By Menachem Baron, COLlive reporter
The cultural conflict between the ultra religious and the general public in Israel is affecting Lubavitch, even as shluchim, chassidim and bochurim work to reach out and bridge the gap.
A group of bochurim from the Tomchei Tmimim Chabad Yeshiva in Elad were refused entrance to a city bus this past Friday after they were wrongly associated with the haredi extremists from Beit Shemesh.
The bus driver of line number 79 did not allow them to enter, saying he “does not want problematic passengers on the bus.”
According to one of the bochurim, the driver allowed people behind them to board, while telling them he feared them because they were “a group.”
They were only a few bochurim, COLlive was told.
The 14 and 15 year olds, students in shiur Aleph in Yeshiva Ketana (mesivta), were traveling to the city of Petach Tikvah to do Mivtzoim and offer Tefillin and Shabbos candles to fellow Jews, and were left without a way back.

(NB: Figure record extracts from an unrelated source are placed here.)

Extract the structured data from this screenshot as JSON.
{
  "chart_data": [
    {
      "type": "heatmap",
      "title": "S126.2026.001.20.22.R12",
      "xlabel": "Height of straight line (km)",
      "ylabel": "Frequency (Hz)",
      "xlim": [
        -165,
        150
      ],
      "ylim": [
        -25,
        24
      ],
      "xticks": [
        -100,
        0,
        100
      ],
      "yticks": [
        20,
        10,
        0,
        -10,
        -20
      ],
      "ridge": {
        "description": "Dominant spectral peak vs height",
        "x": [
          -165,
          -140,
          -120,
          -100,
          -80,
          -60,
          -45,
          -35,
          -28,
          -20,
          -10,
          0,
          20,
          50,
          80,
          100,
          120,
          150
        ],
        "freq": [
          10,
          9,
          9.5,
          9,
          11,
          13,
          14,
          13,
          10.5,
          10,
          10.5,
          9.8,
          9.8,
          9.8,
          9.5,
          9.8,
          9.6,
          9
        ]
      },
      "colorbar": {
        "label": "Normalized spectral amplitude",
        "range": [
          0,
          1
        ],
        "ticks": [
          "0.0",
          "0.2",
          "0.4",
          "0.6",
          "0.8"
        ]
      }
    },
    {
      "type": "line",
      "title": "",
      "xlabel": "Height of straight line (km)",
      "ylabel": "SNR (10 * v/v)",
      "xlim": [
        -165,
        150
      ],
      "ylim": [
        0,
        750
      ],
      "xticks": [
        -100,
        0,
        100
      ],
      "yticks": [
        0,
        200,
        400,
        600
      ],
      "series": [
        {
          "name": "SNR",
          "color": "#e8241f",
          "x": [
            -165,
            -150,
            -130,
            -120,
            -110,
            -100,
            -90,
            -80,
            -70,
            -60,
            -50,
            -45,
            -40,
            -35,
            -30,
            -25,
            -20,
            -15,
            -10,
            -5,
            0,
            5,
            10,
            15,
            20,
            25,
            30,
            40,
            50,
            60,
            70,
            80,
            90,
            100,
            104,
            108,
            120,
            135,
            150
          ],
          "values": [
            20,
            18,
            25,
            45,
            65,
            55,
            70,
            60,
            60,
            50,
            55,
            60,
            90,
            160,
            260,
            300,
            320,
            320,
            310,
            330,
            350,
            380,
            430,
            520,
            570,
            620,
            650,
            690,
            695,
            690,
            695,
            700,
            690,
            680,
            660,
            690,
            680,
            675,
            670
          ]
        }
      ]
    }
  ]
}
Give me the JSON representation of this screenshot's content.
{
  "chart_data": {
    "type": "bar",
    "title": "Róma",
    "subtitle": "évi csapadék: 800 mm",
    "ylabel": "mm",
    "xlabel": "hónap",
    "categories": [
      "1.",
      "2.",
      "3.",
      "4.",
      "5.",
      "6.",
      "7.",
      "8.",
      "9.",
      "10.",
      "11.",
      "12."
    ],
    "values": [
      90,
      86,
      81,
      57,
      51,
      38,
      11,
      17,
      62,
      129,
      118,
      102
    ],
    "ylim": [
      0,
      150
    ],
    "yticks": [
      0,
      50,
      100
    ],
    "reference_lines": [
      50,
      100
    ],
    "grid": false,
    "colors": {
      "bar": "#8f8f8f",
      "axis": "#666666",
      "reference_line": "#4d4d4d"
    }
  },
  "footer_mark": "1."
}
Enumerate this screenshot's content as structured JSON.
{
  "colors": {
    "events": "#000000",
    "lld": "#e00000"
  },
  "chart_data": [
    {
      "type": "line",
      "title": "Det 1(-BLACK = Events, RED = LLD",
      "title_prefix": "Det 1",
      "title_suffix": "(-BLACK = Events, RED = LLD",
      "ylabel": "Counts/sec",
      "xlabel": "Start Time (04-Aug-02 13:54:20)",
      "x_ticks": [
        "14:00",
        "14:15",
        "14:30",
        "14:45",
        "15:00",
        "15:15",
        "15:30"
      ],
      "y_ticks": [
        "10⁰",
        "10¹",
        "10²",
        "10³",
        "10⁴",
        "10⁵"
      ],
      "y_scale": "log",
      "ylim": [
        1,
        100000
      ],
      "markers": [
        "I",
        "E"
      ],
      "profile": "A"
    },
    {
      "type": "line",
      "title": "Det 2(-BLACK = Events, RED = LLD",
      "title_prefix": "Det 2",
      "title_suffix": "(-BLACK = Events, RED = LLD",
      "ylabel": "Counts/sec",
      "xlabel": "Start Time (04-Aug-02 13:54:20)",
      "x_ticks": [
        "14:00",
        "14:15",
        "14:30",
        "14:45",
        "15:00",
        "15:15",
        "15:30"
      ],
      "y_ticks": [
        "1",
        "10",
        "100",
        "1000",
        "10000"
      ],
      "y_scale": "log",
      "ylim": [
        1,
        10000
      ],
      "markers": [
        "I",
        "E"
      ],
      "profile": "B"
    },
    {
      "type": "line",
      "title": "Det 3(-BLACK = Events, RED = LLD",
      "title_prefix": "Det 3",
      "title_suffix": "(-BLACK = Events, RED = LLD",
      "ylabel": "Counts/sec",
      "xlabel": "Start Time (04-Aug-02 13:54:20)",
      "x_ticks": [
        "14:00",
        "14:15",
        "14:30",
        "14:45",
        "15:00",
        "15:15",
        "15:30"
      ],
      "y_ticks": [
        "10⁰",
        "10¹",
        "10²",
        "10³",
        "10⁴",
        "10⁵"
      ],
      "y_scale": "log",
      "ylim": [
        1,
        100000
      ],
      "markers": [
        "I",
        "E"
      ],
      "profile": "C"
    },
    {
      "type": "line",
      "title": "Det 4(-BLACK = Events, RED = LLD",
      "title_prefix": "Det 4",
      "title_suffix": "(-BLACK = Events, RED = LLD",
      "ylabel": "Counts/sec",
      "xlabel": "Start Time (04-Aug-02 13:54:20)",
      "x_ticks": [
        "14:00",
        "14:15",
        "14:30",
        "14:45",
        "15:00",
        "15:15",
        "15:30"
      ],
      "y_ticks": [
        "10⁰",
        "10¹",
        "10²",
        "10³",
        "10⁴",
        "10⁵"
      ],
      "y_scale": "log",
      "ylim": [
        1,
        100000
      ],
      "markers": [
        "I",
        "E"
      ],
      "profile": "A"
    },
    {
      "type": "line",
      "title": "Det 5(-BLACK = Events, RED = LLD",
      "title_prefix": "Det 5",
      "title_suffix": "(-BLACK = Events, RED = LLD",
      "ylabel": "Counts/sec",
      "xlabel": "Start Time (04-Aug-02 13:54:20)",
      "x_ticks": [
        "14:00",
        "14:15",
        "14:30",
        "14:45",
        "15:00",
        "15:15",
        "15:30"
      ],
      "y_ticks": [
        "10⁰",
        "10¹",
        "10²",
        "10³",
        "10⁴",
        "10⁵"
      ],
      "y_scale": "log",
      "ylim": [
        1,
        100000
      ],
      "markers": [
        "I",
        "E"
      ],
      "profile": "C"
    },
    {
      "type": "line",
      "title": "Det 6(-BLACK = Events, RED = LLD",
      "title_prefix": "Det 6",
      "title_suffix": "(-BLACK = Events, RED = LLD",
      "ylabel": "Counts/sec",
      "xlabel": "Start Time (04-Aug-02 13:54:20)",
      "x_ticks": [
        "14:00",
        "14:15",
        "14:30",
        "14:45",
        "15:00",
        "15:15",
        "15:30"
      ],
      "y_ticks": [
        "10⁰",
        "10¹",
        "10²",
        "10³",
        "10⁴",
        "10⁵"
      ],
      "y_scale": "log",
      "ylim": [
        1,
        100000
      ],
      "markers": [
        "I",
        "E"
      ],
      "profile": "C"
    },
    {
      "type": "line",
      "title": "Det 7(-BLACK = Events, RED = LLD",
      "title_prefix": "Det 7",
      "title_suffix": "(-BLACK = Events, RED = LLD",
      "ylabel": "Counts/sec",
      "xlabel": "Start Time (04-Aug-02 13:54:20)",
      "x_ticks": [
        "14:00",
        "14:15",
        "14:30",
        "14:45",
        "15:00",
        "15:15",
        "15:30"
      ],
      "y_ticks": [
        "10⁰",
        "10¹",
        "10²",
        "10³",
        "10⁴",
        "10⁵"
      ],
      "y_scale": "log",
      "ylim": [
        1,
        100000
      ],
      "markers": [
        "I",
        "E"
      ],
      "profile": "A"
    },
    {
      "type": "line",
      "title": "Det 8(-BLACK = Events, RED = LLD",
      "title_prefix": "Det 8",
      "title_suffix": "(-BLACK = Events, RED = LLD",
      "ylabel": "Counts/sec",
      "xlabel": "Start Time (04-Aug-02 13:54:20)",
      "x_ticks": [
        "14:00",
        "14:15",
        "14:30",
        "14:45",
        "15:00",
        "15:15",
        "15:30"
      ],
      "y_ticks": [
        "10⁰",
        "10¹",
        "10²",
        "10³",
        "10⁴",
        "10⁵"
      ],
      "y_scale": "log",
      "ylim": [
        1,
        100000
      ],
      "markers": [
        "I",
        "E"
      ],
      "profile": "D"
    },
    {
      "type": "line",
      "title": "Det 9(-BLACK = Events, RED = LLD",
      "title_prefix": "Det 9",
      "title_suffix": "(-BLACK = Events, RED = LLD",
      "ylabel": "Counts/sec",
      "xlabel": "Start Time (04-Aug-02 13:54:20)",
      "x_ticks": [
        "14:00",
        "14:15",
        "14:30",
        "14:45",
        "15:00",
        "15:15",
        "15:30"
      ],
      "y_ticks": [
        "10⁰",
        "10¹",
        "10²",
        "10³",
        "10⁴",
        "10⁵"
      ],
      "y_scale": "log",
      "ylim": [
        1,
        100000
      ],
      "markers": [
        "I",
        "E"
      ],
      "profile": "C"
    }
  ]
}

“The next bus came an hour later, but it didn’t stop at the station,” one of them said. With Shabbos nearing, they took a taxi cab back, arriving 30 minutes before candle lighting time.
A manager for the bus company Egged Taavura (not to be confused with the larger Egged) told one of the bochurim that the driver made a bad judgment call.
Relations between the general public and the haredi community in Israel have been troubled recently with extremists wanting to impose halacha on others and the media hyping up every small incident.